Nuri KAHRAMAN - Anasayfa
  - Arşiv
     - MIZRAP 2011, (MIZRAP 2011)
ÇINARLAR, PINARLAR; YÖNETİCİLER
949 defa okundu,

ÇINARLAR, PINARLAR; YÖNETİCİLER!

Önceki gün bir çınar yazısı yazmış, orada, Fatsa’dan, Ünye’den çınarlardan söz etmiştik. Çınarın gölgesinde, çınarsızlığın meydana getirdiği ufuk boşluğu ve kültür kaymalarına vurgu yapmağa çalışmıştık. Bu, öteden beri içimizde bir ukdeydi. Çınardan kopmak, pınardan kopmak; bir nevî kaynaklarından kopmak gibi bir şeydi çünkü.

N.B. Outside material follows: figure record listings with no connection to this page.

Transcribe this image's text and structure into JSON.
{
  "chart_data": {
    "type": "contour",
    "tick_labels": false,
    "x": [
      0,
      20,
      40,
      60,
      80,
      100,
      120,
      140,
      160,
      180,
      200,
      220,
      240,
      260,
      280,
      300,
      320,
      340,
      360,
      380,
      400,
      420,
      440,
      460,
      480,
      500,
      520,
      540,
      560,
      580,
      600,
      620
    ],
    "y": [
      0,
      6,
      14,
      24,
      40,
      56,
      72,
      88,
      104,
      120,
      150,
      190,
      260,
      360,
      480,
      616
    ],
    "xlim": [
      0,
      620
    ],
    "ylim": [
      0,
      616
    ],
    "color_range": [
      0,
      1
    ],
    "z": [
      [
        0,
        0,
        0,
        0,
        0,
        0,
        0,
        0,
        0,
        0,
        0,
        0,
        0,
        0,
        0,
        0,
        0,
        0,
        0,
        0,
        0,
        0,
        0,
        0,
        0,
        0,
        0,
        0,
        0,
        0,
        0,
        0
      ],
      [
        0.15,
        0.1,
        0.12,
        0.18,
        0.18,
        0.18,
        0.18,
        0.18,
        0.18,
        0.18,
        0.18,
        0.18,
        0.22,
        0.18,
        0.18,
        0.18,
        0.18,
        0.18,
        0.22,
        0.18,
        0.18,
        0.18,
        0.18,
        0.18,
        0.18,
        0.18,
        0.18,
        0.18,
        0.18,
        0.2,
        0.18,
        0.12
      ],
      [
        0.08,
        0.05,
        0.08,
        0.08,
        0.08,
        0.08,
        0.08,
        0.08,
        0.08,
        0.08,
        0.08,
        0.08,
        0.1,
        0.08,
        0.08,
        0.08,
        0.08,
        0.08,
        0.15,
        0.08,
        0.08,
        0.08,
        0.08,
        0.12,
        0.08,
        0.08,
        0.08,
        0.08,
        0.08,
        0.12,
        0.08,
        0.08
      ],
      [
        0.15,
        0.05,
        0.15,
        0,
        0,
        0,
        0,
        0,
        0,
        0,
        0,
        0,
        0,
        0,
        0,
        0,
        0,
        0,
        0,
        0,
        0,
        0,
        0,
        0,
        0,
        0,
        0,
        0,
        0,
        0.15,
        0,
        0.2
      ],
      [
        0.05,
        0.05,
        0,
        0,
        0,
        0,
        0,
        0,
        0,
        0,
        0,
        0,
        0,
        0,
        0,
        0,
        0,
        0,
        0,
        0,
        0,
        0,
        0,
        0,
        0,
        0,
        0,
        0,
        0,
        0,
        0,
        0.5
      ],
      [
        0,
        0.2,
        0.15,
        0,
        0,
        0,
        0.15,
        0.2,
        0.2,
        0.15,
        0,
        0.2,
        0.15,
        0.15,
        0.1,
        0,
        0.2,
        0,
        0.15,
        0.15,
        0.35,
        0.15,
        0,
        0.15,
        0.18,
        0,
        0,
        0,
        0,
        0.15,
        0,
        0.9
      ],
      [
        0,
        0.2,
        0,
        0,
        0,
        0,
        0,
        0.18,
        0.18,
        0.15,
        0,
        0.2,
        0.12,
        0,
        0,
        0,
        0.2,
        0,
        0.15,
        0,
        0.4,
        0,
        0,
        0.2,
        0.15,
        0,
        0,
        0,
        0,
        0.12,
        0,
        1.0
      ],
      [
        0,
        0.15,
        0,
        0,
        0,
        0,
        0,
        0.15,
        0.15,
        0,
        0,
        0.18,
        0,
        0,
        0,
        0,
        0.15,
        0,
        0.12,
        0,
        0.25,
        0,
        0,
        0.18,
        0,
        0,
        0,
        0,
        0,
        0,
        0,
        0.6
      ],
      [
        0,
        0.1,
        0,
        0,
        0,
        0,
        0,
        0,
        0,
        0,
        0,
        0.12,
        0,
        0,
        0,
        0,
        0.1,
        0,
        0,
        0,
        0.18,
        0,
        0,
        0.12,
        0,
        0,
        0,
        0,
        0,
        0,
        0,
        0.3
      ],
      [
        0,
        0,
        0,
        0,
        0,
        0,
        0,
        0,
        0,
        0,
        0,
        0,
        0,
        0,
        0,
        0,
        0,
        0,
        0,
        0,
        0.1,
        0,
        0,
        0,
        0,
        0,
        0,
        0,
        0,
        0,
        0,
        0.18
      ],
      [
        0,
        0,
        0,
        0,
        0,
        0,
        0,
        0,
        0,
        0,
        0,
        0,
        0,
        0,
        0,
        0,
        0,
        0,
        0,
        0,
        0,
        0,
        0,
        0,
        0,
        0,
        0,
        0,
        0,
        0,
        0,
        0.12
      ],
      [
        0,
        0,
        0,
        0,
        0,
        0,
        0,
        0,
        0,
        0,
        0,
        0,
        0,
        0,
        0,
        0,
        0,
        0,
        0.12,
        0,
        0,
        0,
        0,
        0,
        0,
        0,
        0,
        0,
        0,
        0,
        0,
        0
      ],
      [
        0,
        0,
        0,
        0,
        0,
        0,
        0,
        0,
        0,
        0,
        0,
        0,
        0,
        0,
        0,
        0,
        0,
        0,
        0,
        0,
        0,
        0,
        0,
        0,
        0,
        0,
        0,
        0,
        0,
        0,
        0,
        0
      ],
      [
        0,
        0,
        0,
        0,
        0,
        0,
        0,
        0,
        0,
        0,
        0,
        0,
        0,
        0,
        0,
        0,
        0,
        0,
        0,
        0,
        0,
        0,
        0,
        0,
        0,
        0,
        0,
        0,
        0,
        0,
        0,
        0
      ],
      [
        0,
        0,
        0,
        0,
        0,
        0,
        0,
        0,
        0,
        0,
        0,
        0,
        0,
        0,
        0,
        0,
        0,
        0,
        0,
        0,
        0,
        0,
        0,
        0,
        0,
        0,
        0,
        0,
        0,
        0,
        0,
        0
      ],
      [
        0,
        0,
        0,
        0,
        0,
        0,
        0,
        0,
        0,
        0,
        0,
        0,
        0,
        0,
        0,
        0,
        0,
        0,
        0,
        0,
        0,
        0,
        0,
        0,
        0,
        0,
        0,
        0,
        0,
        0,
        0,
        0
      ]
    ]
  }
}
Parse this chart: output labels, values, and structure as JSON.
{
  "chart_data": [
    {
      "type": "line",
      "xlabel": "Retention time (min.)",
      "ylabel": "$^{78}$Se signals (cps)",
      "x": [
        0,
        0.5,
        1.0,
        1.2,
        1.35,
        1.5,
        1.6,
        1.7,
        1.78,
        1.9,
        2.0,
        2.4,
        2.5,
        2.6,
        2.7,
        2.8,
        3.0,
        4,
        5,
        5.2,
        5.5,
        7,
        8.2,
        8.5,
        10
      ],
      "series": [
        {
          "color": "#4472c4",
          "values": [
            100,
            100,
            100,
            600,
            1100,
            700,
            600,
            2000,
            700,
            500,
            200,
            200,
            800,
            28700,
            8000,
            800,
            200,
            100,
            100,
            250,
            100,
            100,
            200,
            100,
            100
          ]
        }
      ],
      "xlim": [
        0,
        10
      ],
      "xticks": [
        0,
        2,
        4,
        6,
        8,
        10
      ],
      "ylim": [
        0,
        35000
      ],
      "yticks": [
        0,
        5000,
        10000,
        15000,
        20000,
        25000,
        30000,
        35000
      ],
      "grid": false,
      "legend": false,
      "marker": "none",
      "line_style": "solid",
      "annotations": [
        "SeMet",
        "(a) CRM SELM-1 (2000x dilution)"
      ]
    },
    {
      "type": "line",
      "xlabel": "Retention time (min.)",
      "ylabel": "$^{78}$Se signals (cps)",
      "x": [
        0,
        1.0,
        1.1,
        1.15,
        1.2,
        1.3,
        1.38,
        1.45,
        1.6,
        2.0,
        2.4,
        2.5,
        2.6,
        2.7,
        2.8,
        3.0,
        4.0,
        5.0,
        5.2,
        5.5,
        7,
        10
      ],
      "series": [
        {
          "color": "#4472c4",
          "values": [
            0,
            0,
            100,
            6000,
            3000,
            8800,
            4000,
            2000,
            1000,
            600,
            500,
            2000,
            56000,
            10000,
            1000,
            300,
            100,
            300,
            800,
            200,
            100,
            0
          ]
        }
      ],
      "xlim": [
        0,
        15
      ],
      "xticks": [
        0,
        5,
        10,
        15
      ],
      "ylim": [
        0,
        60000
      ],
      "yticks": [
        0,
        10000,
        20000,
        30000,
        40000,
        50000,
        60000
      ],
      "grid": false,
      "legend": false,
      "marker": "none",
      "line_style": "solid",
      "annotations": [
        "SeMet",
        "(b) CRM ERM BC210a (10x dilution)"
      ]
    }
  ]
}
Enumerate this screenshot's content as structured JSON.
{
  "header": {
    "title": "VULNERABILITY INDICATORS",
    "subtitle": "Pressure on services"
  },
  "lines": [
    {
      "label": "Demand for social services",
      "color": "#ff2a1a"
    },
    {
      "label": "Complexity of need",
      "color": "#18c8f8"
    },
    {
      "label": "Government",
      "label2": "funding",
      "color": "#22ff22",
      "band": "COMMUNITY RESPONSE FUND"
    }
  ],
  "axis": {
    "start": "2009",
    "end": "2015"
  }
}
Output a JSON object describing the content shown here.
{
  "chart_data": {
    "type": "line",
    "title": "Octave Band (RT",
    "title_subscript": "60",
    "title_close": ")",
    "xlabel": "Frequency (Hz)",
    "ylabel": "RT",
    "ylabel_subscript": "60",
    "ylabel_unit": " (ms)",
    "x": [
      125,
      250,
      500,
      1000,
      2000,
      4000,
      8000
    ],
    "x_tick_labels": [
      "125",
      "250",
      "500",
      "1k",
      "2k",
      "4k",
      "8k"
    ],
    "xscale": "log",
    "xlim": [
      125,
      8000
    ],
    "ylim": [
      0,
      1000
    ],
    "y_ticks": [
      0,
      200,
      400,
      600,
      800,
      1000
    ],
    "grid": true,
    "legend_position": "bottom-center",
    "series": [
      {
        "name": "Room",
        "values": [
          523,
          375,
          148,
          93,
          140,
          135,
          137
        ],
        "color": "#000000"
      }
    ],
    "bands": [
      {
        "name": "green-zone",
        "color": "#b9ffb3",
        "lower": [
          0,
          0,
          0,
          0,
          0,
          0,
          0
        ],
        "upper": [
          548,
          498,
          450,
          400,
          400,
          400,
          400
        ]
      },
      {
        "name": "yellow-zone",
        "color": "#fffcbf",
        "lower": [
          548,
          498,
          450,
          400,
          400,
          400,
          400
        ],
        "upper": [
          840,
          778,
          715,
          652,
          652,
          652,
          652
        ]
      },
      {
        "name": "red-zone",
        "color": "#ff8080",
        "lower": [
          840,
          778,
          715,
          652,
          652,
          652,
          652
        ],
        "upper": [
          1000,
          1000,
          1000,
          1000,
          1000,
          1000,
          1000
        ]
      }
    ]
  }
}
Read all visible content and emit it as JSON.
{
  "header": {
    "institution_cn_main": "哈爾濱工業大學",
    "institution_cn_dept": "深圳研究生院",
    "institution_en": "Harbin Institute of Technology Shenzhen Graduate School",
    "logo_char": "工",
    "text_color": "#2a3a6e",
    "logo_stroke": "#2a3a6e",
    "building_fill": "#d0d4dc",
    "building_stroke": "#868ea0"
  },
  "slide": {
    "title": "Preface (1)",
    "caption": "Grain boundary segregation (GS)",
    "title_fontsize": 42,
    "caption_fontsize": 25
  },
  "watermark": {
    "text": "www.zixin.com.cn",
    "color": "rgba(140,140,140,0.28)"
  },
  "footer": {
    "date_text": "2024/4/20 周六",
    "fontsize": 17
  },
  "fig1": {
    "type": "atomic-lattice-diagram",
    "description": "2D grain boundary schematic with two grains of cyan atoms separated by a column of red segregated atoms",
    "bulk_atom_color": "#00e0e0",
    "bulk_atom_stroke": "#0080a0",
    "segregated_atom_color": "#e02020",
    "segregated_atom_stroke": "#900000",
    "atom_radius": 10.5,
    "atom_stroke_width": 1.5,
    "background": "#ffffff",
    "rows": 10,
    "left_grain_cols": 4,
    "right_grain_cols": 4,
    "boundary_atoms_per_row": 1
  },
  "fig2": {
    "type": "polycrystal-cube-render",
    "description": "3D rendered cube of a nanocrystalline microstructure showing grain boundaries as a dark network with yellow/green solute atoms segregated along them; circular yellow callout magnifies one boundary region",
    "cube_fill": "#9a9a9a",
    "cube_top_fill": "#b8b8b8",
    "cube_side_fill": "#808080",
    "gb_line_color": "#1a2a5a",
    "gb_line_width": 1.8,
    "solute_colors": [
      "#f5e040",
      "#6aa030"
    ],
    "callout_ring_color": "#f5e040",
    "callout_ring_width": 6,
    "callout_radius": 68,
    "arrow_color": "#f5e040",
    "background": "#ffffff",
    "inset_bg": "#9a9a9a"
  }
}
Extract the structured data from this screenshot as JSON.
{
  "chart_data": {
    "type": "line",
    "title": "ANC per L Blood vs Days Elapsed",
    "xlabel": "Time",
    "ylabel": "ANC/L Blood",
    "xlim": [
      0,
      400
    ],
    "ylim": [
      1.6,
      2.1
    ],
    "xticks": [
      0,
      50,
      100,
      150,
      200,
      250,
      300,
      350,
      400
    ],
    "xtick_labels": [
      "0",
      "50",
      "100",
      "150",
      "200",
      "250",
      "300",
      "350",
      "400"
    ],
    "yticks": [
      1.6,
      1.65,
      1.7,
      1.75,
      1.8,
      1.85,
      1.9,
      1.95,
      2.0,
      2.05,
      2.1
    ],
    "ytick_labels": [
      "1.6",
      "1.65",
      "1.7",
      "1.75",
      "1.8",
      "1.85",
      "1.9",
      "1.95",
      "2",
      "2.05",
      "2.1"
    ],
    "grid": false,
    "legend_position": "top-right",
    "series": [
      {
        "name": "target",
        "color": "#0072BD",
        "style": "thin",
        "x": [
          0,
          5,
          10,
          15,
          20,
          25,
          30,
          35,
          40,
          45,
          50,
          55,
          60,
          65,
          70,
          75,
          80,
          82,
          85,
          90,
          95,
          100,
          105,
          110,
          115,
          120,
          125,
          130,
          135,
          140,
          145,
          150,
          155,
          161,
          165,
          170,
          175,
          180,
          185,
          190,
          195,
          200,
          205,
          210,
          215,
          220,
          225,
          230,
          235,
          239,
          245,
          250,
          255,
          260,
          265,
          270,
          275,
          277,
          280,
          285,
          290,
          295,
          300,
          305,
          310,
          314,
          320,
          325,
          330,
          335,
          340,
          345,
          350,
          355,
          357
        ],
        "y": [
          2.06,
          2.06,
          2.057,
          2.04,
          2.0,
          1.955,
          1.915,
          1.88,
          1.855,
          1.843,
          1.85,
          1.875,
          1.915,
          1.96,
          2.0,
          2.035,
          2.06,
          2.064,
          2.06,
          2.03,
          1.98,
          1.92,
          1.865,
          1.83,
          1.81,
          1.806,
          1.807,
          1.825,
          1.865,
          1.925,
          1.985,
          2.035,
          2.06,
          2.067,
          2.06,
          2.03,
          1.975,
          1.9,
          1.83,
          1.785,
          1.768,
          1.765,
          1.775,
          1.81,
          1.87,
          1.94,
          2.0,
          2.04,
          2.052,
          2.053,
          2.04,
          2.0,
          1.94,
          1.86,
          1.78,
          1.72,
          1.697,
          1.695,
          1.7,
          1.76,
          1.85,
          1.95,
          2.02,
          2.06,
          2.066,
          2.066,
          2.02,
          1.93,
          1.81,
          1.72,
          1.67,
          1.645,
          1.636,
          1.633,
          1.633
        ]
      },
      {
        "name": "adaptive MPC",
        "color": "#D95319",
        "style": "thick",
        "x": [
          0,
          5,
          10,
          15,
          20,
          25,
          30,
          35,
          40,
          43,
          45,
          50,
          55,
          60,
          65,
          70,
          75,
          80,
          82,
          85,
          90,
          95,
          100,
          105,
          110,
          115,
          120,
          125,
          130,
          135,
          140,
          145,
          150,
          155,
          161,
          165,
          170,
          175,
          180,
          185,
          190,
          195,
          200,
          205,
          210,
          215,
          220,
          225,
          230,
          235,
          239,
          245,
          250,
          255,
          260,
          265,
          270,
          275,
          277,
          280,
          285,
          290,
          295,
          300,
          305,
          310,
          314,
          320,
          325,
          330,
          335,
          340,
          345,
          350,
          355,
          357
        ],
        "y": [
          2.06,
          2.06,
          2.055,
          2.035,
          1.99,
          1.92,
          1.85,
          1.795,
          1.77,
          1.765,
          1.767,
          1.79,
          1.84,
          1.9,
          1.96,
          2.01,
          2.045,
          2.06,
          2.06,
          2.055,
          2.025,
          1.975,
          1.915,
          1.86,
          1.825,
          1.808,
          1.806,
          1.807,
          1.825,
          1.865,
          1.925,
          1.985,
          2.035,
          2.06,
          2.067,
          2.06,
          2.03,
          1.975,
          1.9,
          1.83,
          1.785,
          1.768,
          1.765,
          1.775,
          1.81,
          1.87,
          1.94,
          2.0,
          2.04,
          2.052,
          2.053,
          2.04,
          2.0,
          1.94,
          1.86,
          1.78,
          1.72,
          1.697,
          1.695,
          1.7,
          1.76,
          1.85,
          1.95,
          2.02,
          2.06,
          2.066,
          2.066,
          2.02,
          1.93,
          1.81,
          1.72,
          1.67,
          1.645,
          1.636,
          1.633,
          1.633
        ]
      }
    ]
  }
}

O yazıda ayrıca, Ordu’nun çınarı olmadığına getirmiştik sözü. Öyle olmaya öyle de, kentimizin çınarı yok da, ya pınarı var mıydı? Şöyle doğru-dürüst bir meydan çeşmesi bile yok! Merhum Sıtkı ÇEBİ’nin yazdığı ÇEŞMELERİMİZ kitabında yer alanlardan kaçı ortada şu anda? Merhum üstad onları süs için yazmadı. Birileri korur, onarır, geliştirir diye düşündü mutlakâ. Çünkü çeşmeler hem insanlara nefes aldırır, hem de kente. Hem de târihe, kültüre, edebiyata. Tüm güzellikler için bir ilham kaynağı olur çeşmeler.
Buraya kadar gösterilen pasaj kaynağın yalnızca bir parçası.